Medication-assisted treatment is designed for long-term use—sometimes even lifelong. Mary Jeanne Kreek, who was part of the team that developed methadone treatment, explains that methadone and buprenorphine help correct brain changes that may require years of maintenance.

“It’s just like treating depressive disorders. Most people on chronic antidepressants need those for a long time or life,” says Kreek.  “I think they’re very analogous.”

But even these administrative detoxes are less harsh than what patients face at clinics that simply cut them off. Because methadone is designed to remain stable in the body for long periods of time, withdrawal from a therapeutic dose may take up to a week to begin. Once it does, however, it is nearly unbearable. It’s not necessarily the sweats and cold chills, aching bones, diarrhea, racing heart, nausea, and restless legs that make it so difficult. It’s the fact that your brain thinks it’s dying without the drug. That is part of the reason relapse rates after opioid detoxification are so high—some estimates say 88 percent within three years, and up to 70 percent within six months.

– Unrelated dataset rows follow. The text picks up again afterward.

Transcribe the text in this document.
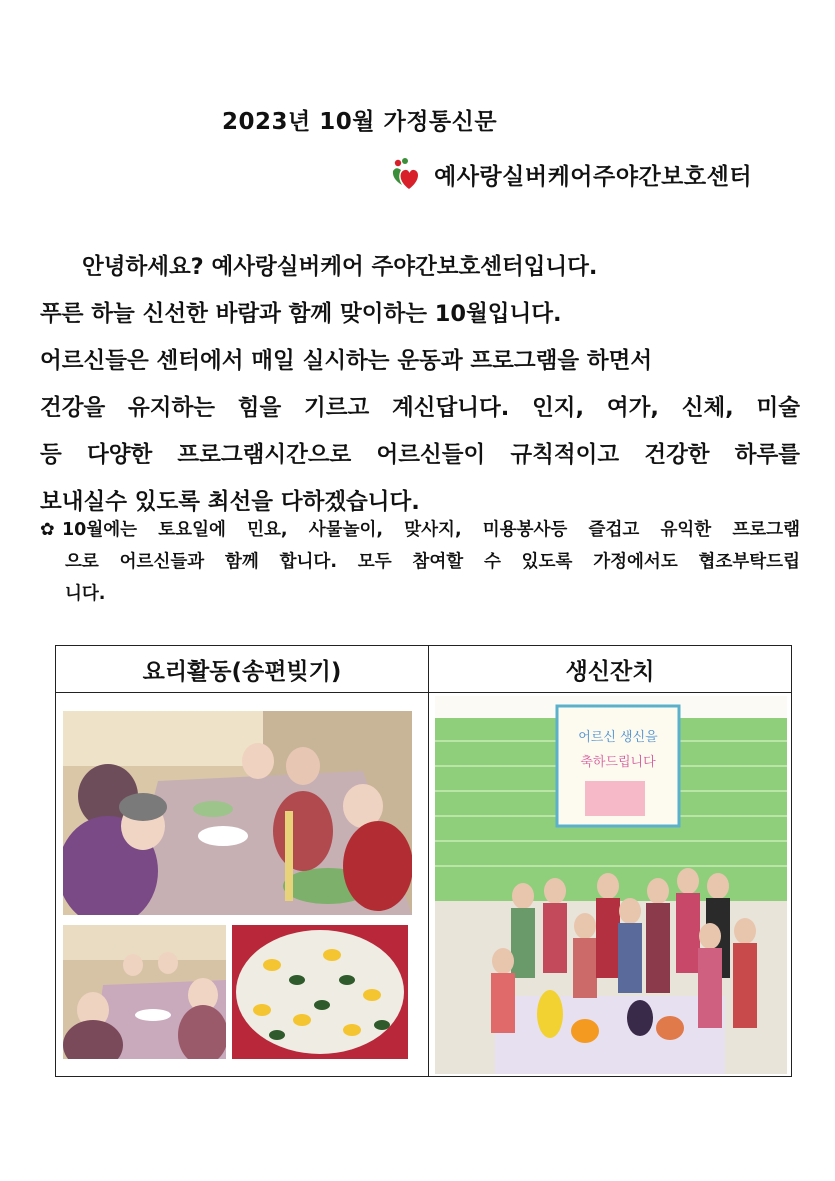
2023년 10월 가정통신문
예사랑실버케어주야간보호센터
안녕하세요? 예사랑실버케어 주야간보호센터입니다.
푸른 하늘 신선한 바람과 함께 맞이하는 10월입니다.
어르신들은 센터에서 매일 실시하는 운동과 프로그램을 하면서
건강을 유지하는 힘을 기르고 계신답니다. 인지, 여가, 신체, 미술
등 다양한 프로그램시간으로 어르신들이 규칙적이고 건강한 하루를
보내실수 있도록 최선을 다하겠습니다.
✿ 10월에는 토요일에 민요, 사물놀이, 맞사지, 미용봉사등 즐겁고 유익한 프로그램
으로 어르신들과 함께 합니다. 모두 참여할 수 있도록 가정에서도 협조부탁드립
니다.
요리활동(송편빚기)	생신잔치

어르신 생신을
축하드립니다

Liz Hock Clark, a 59-year-old woman who has been on methadone for 34 years, says her clinic is one of many that simply ceases to dose patients who come in without payment in hand. She isn’t sure if it’s legal, but she’s seen it done, and she’s terrified it will happen to her.

‘For someone my age, going cold turkey off 118 milligrams, I don’t know if I’d survive.’

Clark lives in a small apartment in West Virginia. She doesn’t have much furniture, and there’s no internet connection. If she needs to go online, she hops into her beat up 2000 Chevrolet Cavalier and drives to her cousin’s house. She picks up odd jobs, like house cleaning and dog walking, in order to pay for her medication. She does janitorial maintenance for her building in exchange for rent on the apartment. It’s tough on her body, but it allows her to put every penny she makes into methadone. Her clinic charges $15.50 a day. She says when she started methadone 34 years ago in Texas, it was $2 a day. She is terrified of the day when she doesn’t have the money for her clinic, which she fears will be soon.

“I’m not afraid of relapse,” she explains in her soft Southern drawl. “I’m afraid of dying. For someone my age, going cold turkey off 118 milligrams, I don’t know if I’d survive.”

Death from opioid withdrawal is rare, but because of her age, complications like cardiac arrest from a harsh detox are a credible fear.

“The thing is,” she adds wistfully, “I don’t want to get off methadone. I want to stay on it my whole life.”

How do we help patients like Clark access these essential medications without becoming enslaved by the exploitative tactics of some providers? For starters, the burden of methadone and buprenorphine regulations needs to fall on providers rather than patients. And we need to have a lot more payment options for low-income people, who are already more vulnerable to addiction in the first place.

The preliminary report offered by the White House opioid commission asks for expansion of access to medication-assisted treatment. It does not, however, express the need for a mandate on clinics to accept Medicaid, or for any kind of internal restructuring that will make accepting Medicaid and other forms of insurance more attractive to clinics. Trump’s attitude during his recent public health emergency declaration does not leave much hope that the commission’s advice will be followed—his $57,000 allocation will not come close to covering the cost gap. We’ll need to do a lot more if we are going to serve Clark and other patients like her—or like me—before it’s too late.